Największym fetyszem był jednak całkowity brak związku pomiędzy realnym życiem a wydarzeniami tworzącymi rzeczywistość aktorów Big Brothera – uczestnicy byli na wiele miesięcy odizolowani od informacji spoza ich „ekosystemu” – to nakręcało atrakcyjność programu.
Dokładnie ten sam serial mamy dziś emitowany we wszystkich niemal mediach. Polityczny „big brother” wsiąknął już w naszą mentalność i nawet nie zauważyliśmy kiedy realne problemy codziennego życia – trudności z dostaniem się do lekarza, coraz większe koszty życia, coraz mniejsza realna wartość zarobków, coraz bardziej ciasna pętla biurokratycznych wymogów – przestały mieć cokolwiek wspólnego z aranżowanymi „ustawkami” w telewizyjnych studiach.
Komu opłaca się dziś w Polsce „polityczny big brother”? Jaki elektorat najlepiej się przy nim bawi przed telewizorem?
Tomasz Lis na słynnej już konferencji na Uniwersytecie Warszawskim ***, 17 marca 2010 roku powiedział: „Jestem wystarczająco inteligentny żeby pracować w telewizji ale nie żeby ją oglądać”. Kontekstem dyskusji było zjawisko „głupienia społeczeństwa” które oczekuje rzekomo od dziennikarzy aby traktowali telewidza jak (cytuję za red.

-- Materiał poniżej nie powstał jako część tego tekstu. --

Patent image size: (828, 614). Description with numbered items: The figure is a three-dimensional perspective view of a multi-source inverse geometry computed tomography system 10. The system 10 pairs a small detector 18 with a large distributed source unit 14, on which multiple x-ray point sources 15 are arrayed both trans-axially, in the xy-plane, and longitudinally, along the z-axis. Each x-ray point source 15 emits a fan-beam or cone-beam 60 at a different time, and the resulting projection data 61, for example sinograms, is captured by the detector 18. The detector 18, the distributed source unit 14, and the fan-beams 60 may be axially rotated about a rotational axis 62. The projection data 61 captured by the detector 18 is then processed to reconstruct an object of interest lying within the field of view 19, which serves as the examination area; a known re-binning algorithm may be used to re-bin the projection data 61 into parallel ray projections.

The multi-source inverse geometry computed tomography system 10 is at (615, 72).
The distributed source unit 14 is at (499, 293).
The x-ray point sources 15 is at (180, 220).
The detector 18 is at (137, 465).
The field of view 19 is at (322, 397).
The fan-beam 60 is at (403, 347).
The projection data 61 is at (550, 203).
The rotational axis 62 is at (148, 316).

Lisem) – barana, i prezentowali mu magiel który przyciągnie uwagę. Wtedy ów „baran” się zainteresuje i nie przełączy na inny kanał.
Paradoksem jest fakt że jeśli istotnie – jak twierdzili uczestnicy owej dyskusji – społeczeństwo głupieje i chamieje to ów proces ma się nijak do ciągłego wzrostu liczby obywateli ze średnim i wyższym wykształceniem. Ergo albo chamstwo nie jest zależne od poziomu wykształcenia albo oświata aplikowana społeczeństwu jest – powiedzmy – w zbyt małym stopniu ogólnokształcąca.

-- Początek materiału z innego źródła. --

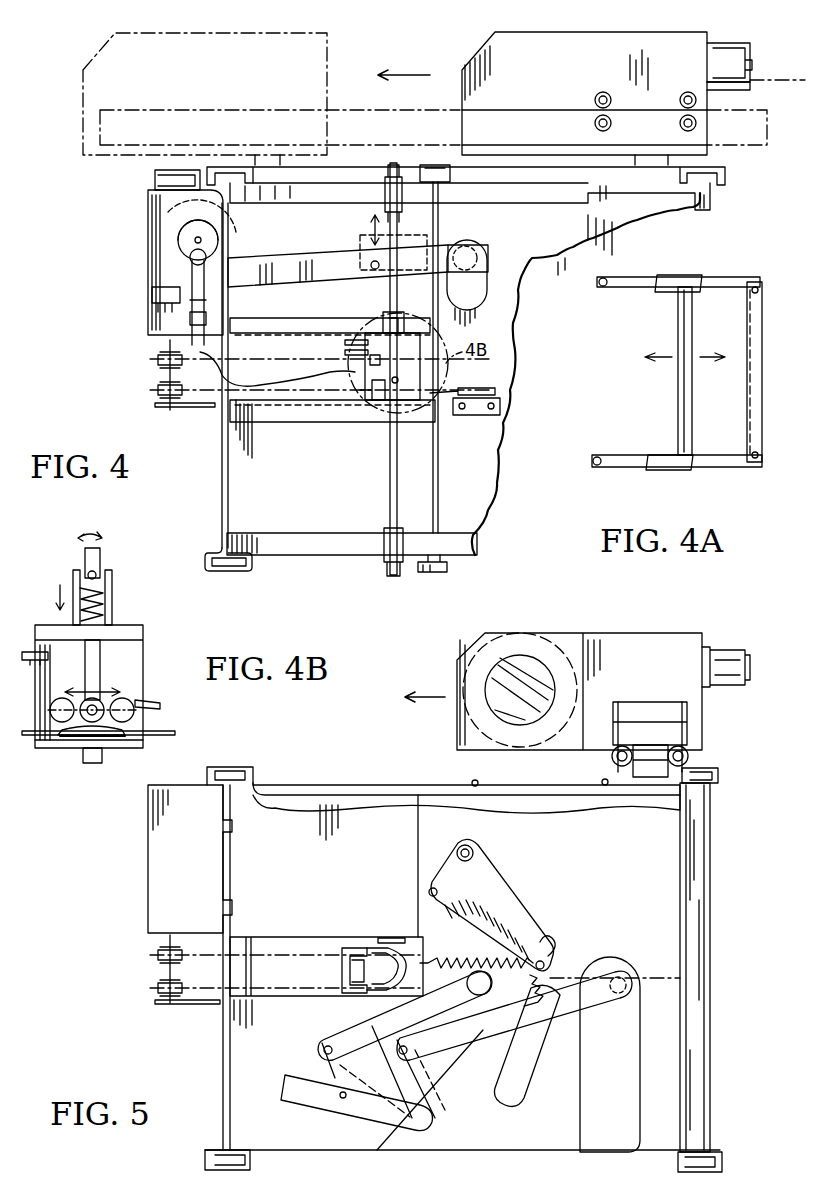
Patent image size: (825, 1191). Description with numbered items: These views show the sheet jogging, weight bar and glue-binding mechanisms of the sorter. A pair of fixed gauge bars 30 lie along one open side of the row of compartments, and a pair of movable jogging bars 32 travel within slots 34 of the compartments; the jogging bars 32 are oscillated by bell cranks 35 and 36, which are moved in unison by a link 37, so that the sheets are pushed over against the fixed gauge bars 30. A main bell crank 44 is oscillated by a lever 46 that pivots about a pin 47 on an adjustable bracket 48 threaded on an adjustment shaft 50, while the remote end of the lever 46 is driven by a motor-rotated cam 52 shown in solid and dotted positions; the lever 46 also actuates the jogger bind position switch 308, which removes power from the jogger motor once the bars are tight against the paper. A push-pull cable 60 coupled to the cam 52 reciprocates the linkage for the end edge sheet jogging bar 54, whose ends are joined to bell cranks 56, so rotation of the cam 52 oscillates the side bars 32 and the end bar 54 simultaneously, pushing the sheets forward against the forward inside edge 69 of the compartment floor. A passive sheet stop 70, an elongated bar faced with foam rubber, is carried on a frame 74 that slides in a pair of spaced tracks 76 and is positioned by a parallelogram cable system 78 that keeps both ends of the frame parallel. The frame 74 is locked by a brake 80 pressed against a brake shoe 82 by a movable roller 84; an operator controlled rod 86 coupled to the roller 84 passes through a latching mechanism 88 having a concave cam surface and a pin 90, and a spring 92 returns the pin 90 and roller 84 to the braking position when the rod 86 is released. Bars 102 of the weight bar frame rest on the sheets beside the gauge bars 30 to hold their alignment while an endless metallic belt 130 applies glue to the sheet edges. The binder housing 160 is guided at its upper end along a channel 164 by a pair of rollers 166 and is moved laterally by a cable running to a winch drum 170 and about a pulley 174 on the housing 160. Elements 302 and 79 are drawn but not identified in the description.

In FIG. 4, the housing 160 is at (470, 47).
In FIG. 4, the channel 164 is at (530, 110).
In FIG. 4, the rollers 166 is at (595, 118).
In FIG. 4, the winch drum 170 is at (742, 45).
In FIG. 5, the winch drum 170 is at (728, 650).
In FIG. 4, the pulley 174 is at (745, 88).
In FIG. 4, the drive motor 302 is at (182, 175).
In FIG. 4, the cam 52 is at (178, 242).
In FIG. 4, the jogger bind position switch 308 is at (152, 293).
In FIG. 4, the lever 46 is at (305, 258).
In FIG. 4, the pin 47 is at (370, 262).
In FIG. 4, the adjustable bracket 48 is at (437, 240).
In FIG. 4, the tracks 76 is at (283, 318).
In FIG. 4, the operator controlled rod 86 is at (388, 297).
In FIG. 4B, the operator controlled rod 86 is at (100, 560).
In FIG. 4, the pulley 79 is at (165, 356).
In FIG. 4A, the pulley 79 is at (762, 372).
In FIG. 4B, the pulley 79 is at (25, 652).
In FIG. 5, the pulley 79 is at (185, 950).
In FIG. 4, the push-pull cable 60 is at (170, 385).
In FIG. 4, the parallelogram cable system 78 is at (198, 407).
In FIG. 4A, the parallelogram cable system 78 is at (762, 320).
In FIG. 4B, the parallelogram cable system 78 is at (178, 732).
In FIG. 5, the parallelogram cable system 78 is at (200, 1003).
In FIG. 4, the frame 74 is at (380, 405).
In FIG. 4A, the frame 74 is at (685, 277).
In FIG. 4B, the frame 74 is at (75, 745).
In FIG. 5, the frame 74 is at (345, 968).
In FIG. 4, the adjustment shaft 50 is at (447, 568).
In FIG. 4A, the passive sheet stop 70 is at (678, 395).
In FIG. 5, the passive sheet stop 70 is at (375, 996).
In FIG. 4B, the pin 90 is at (97, 575).
In FIG. 4B, the spring 92 is at (112, 605).
In FIG. 4B, the latching mechanism 88 is at (105, 640).
In FIG. 4B, the movable roller 84 is at (125, 692).
In FIG. 4B, the brake shoe 82 is at (72, 737).
In FIG. 4B, the brake 80 is at (125, 740).
In FIG. 5, the endless metallic belt 130 is at (690, 735).
In FIG. 5, the bars 102 is at (395, 785).
In FIG. 5, the fixed gauge bars 30 is at (472, 780).
In FIG. 5, the main bell crank 44 is at (500, 880).
In FIG. 5, the movable jogging bars 32 is at (625, 978).
In FIG. 5, the forward inside edge 69 is at (680, 1046).
In FIG. 5, the slots 34 is at (638, 1085).
In FIG. 5, the bell crank 35 is at (448, 1087).
In FIG. 5, the bell crank 36 is at (320, 1060).
In FIG. 5, the link 37 is at (370, 1115).
In FIG. 5, the bell cranks 56 is at (362, 945).
In FIG. 5, the end edge sheet jogging bar 54 is at (395, 938).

Tak czy owak efekt jest jeden: im więcej „big brothera” w debacie publicznej tym mniej zainteresowania dyskusją o problemach życia codziennego. „Polityczny big brother” – czyli podkręcanie międzyludzkiej interakcji w debacie jest więc bardzo na rękę władzy która sobie nie radzi w administrowaniu państwem.
Nie ma więc jakiegoś specjalnego paradoksu że największy „magiel” jest w audycjach tych dziennikarzy którzy akurat całkiem przypadkowo z ową władzą sympatyzują. Tomasz Lis czy Monika Olejnik są w tej kwestii wręcz mistrzami. Najważniejszą kwestią w debacie publicznej staje się co kto komu powiedział i co ten ktoś odpowiedział. A „wielki brat” spokojnie patrzy.
Jeśli chcielibyśmy empirycznie sprawdzić tą tezę to wystarczy spróbować pogadać na tematy realnych problemów życia codziennego z jakimkolwiek pierwszym z brzegu „oglądaczem” takich audycji jak „Tomasz Lis na żywo” czy fanem „Siódmego dnia tygodnia” - rozmowa co prawda po kilku zdaniach przerodzi się w kłótnię, ale usłyszymy za to cały wachlarz cytatów kto komu nasobaczył w takim czy innym studiu.
Wcale się nie dziwię że pojawiają się coraz częściej postulaty żeby spróbować zacząć rozmawiać o ideach i o definicjach a nie o uczestnikach programów. Po prostu ludzie już rzygają polskim „politycznym big brotherem” – z rozmysłem oderwanym od rzeczywistości.